Very few records related to this company survive. Earlier in his career, however, Shakespeare wrote for a variety of companies, including for those performing in venues owned and run by Philip Henslowe, the bear-baiter, financier, social climber and public official. Extensive papers related to Henslowe’s business dealings were deposited in the library of Dulwich College, the then poor, now private, school founded by Henslowe’s son-in-law, the actor Ned Alleyn. From these we learn that a play “Harey Vj” was performed on 2nd March 1592 (Henslowe’s spelling is non-standard, perhaps eccentric even in the 1590s: at one point he renders Shakespeare’s play Titus Andronicus as “Titus &ondronicus”, something which has always given me great joy.) “Harey” or Henry, was  marked “ne”, usually taken to indicate that the play was new, and the box office takings are indicative of a premiere: that that afternoon it took 3s 16s 8d. As admission to the Rose was a penny a head for groundlings, rising to up to 3d if you wanted to sit in the galleries, and its capacity was around three hundred, this a full house. The play was performed more than a dozen further occasions over the next few months. The practice of the time was to rotate plays, allowing people to see a large repertory in very quick succession, rather than the modern practice of long runs.

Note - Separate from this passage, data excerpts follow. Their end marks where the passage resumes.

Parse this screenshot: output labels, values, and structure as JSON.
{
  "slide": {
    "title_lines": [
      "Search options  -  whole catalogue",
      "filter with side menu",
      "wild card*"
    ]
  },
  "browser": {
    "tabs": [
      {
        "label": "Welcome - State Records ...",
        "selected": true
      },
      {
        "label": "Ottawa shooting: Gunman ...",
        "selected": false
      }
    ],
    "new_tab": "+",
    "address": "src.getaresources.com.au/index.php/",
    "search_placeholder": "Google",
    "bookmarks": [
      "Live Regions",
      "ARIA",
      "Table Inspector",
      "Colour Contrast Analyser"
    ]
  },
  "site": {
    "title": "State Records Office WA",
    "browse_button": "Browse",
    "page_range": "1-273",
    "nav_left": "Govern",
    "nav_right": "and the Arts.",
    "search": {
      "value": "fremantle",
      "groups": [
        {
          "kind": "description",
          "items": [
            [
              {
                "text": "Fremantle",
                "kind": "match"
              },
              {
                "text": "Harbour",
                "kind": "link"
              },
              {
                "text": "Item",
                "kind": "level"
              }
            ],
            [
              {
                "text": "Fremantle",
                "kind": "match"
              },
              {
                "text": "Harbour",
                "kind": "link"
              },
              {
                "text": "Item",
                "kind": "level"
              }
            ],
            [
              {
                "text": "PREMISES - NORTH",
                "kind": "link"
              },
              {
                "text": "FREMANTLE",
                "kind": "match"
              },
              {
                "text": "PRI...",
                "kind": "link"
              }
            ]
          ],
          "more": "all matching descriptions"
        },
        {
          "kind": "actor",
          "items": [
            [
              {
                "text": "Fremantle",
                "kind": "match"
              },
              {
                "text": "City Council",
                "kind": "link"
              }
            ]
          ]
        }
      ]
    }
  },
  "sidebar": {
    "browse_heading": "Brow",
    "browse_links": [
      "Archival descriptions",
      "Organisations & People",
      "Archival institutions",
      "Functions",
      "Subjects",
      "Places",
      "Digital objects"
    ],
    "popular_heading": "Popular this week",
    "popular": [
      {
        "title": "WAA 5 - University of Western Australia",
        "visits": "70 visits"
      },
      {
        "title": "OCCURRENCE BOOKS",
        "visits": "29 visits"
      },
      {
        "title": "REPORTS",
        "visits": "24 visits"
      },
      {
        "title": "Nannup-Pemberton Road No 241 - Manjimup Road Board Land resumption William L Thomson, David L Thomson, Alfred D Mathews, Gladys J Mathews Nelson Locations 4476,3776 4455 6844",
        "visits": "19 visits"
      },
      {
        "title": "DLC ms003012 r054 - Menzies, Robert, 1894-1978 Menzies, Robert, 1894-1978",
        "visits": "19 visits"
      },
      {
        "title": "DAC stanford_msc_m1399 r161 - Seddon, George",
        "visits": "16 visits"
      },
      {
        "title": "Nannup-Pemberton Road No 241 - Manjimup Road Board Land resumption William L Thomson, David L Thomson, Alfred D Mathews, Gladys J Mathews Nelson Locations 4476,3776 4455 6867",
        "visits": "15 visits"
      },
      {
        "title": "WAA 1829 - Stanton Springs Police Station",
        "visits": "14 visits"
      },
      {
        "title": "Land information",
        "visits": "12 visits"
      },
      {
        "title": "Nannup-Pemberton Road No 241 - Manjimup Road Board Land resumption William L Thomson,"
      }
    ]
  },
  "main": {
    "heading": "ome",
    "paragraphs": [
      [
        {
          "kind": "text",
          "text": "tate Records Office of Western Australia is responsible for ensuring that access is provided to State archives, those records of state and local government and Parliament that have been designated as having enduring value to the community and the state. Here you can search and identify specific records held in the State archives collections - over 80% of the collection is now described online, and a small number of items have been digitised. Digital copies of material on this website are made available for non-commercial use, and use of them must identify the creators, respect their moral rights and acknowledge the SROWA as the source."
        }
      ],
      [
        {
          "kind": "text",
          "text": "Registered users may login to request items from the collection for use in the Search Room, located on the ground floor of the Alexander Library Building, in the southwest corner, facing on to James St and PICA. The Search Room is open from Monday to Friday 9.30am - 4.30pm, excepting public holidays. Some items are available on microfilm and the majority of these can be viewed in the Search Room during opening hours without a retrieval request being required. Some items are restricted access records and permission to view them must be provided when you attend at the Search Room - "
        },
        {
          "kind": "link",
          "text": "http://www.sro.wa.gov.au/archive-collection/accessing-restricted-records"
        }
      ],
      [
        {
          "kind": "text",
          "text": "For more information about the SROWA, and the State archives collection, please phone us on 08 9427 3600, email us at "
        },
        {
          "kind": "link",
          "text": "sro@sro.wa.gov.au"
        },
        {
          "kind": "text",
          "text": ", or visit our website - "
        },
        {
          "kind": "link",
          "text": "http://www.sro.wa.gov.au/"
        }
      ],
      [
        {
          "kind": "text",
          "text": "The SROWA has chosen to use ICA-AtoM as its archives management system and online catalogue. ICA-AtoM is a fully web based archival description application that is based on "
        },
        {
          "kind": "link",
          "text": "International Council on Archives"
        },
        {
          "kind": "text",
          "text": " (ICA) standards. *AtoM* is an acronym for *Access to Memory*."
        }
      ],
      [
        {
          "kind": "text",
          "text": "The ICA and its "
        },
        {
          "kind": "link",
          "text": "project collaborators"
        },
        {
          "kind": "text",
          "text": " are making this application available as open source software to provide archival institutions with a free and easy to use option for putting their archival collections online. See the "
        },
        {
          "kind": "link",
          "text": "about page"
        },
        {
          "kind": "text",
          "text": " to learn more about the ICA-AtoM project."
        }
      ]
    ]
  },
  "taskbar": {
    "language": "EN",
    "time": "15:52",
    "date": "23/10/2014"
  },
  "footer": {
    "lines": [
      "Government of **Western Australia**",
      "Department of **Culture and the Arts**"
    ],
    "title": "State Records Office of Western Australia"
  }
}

There are also few surviving documents in which people record their own responses to theatrical events of this period, but for Henry VI Part 1 we have one: The writer Thomas Nashe’s ‘Piers Penniless’, which was registered with the Stationer’s Office (the 1590s equivalent of copyright registration) in August 1592 sees Nashe praise the play, saying:

How would it have joyed brave Talbot, the terror of the French, to think that after he had lain two hundred years in his tomb, he should triumph again on the stage, and have his bones new embalmed with the tears of ten thousand spectators, at least, who in the tragedian that represents his person imagine they behold him fresh bleeding.

Henry VI Part 1 has been made for television by the BBC three times before, always as now as part of a longer sequence. An Age of Kings (1961) reduced it to an hour, and The War of the Roses (1965) was a version of the RSC’s 1963 productions, retaining their cuts. Only in 1983 did it play (practically) uncut, running for nearly three hours.(It was cut into two 90m episodes for the American market.)  This magical production directed by Jane Howell contained within a single set representing a children’s playground, which she later utilised for parts 2 and 3 and Richard III as well, is an abstract, defiantly unrealistic staging of the play about as far from The Hollow Crown’s mimetic, shot-on-location style as it’s possible to imagine. The rival dukes arrive on hobby horses, and at one point its Talbot, Trevor Peacock, does what we’d now recognise as a “Miranda Hart Look To Camera”. It’s quite a lot to live up to.

The new BBC version has an exception cast (I mean, look at it), and the production standards of the first series can’t be faulted. It’s hard to argue that first series of The Hollow Crown didn’t draw on richer and more complex plays than the second, but the Henry VI plays particularly showcase an earlier Shakespeare, whose work is more boisterous and direct; simplifying hugely, they have a little more action and a little less introspection. They’re exciting dramas of civil strife and internecine warfare, with quite a lot of sex and violence: great crowd-pleasing popular hits.

There’s no reason at all why they can’t be again.